“Since people who are codependent have a fragile sense of who they are, they adapt to their partner’s needs,” says Hollander. Lori Hollander, licensed certified social worker, relationship expert, and co-founder of Relationships Work, says common manifestations can include putting your partner’s needs above your own, depending on your partner for self-esteem, giving too much to your partner, and minimizing dealbreakers in relationships. In everyday life and relationships, codependency can take on multiple forms. "We think we know what we need and believe ‘If I can just get this person to be this way, I would feel better.’ You’re essentially using the relationship to do deep healing within your own psyche.” “It’s about control - just like any addiction," she says. Catalina Lawsin.Ĭlinical director and owner of My La Therapy Brooke Sprowl describes codependency as the need to cling to someone to change or control their behavior. “Codependency is a controversial term that suggests that one person’s behavior supports or enables another’s behavior, generally leading to negative effects for both individuals in a relationship,” says licensed clinical psychologist Dr. While long associated with addiction and substance abuse (involving both the user and those in relation to them), these days, codependency casts a much larger net. To start things off, here’s a quick briefing on codependency.

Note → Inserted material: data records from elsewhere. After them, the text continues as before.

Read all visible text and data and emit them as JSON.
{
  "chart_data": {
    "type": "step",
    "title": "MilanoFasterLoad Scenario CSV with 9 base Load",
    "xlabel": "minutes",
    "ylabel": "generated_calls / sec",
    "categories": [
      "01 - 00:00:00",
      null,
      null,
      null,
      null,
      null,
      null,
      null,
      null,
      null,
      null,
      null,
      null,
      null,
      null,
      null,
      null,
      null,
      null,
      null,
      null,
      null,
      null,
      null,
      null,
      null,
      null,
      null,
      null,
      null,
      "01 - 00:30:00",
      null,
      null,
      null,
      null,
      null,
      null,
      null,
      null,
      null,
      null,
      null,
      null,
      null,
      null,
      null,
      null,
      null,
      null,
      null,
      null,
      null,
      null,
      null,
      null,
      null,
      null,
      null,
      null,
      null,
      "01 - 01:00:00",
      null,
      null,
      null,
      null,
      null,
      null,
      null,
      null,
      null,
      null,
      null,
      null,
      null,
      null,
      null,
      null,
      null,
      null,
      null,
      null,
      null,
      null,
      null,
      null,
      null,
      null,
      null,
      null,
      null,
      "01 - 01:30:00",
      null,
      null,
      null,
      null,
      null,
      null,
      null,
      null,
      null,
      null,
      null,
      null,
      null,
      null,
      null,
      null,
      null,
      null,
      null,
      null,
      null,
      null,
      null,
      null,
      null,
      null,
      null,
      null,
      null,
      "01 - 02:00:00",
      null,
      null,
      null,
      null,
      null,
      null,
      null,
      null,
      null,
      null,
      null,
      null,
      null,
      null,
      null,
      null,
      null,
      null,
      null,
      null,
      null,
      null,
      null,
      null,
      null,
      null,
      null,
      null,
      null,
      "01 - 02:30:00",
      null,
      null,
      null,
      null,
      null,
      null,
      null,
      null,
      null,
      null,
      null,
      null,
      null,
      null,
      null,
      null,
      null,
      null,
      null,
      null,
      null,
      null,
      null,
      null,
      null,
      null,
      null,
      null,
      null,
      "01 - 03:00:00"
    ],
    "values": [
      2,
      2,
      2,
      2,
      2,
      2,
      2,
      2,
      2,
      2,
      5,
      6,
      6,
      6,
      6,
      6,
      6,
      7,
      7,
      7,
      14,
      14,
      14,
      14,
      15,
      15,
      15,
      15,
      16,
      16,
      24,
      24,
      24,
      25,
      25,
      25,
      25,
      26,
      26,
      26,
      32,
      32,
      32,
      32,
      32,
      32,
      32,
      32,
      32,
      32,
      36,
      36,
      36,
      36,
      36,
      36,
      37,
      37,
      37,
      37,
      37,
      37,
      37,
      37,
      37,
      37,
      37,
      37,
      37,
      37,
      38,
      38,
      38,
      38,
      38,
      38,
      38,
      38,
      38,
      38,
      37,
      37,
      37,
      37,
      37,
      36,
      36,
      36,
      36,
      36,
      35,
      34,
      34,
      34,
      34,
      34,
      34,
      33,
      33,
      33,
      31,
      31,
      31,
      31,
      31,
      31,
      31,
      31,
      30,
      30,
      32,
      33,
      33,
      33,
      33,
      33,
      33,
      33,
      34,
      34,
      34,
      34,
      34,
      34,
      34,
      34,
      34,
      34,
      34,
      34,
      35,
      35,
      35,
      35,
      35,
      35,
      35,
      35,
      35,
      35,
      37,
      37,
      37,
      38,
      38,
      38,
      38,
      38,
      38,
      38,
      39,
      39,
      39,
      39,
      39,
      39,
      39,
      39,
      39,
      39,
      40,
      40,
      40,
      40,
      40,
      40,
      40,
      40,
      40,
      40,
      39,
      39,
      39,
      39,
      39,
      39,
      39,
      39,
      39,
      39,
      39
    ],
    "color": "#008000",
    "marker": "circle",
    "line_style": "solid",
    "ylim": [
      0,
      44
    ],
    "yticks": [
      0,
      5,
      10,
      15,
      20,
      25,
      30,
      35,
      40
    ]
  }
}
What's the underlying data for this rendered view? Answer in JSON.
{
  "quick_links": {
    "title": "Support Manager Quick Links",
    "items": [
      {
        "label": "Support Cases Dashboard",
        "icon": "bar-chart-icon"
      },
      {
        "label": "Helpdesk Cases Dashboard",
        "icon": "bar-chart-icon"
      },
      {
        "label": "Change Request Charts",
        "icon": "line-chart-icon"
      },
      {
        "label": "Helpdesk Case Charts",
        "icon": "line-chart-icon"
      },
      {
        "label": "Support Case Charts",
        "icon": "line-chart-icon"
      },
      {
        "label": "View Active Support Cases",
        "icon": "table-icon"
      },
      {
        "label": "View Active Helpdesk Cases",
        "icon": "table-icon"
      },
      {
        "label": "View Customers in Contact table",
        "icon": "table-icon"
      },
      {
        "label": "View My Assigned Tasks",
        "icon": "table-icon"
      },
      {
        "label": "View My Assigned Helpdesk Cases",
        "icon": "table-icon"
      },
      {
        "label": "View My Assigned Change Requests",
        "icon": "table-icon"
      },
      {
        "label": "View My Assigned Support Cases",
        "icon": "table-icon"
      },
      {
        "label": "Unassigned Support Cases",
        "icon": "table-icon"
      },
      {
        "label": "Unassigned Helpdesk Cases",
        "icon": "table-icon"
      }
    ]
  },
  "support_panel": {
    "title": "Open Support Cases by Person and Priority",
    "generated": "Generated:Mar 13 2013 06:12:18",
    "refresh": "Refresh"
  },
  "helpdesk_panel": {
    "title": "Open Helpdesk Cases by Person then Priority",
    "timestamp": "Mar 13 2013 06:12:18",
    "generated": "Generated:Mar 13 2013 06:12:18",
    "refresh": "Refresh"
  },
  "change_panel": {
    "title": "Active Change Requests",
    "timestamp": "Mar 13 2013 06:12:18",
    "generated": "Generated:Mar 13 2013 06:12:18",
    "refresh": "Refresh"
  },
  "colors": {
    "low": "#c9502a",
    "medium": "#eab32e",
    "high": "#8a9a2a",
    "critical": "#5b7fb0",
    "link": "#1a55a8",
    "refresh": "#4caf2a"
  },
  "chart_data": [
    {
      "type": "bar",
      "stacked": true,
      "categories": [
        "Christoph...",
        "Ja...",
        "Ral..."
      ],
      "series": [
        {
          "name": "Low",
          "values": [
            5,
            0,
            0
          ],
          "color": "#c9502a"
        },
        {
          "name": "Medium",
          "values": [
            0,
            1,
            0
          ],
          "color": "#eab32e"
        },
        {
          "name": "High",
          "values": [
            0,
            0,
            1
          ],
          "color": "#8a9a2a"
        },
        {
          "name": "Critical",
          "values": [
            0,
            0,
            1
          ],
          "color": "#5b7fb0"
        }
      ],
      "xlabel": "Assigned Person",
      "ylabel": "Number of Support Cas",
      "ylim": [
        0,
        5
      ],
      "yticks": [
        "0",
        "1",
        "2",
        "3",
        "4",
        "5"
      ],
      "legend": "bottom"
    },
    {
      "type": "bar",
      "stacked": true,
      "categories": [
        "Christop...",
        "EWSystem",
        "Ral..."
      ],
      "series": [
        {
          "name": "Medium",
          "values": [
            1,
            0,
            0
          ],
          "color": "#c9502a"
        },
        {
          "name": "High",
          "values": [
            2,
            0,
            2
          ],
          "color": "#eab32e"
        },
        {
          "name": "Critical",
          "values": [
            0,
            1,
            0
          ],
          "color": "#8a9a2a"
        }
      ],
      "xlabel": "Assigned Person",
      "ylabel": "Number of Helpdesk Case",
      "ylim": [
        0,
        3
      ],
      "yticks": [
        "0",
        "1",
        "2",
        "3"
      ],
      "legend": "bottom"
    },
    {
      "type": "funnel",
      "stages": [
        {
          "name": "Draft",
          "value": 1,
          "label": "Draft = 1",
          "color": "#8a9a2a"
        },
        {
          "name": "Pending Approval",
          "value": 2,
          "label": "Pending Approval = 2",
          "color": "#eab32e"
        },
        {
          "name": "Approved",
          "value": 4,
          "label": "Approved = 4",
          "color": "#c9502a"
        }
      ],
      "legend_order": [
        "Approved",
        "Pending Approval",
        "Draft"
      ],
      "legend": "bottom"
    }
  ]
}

OVERCOMING CODEPENDENCY PDF HOW TO
As a result, the surprisingly common behavior goes unchecked and one can never quite figure out how to overcome codependency.

However, certain issues like codependency most definitely land on the more taboo side of things, as it's not as easily defined or able to pinpoint in relationships. All of these feel relatable and easier to identify. There’s a plethora of relationship behaviors that feel familiar and safe to discuss, because they are easily recognizable: jealousy, infatuation, resentment, distrust.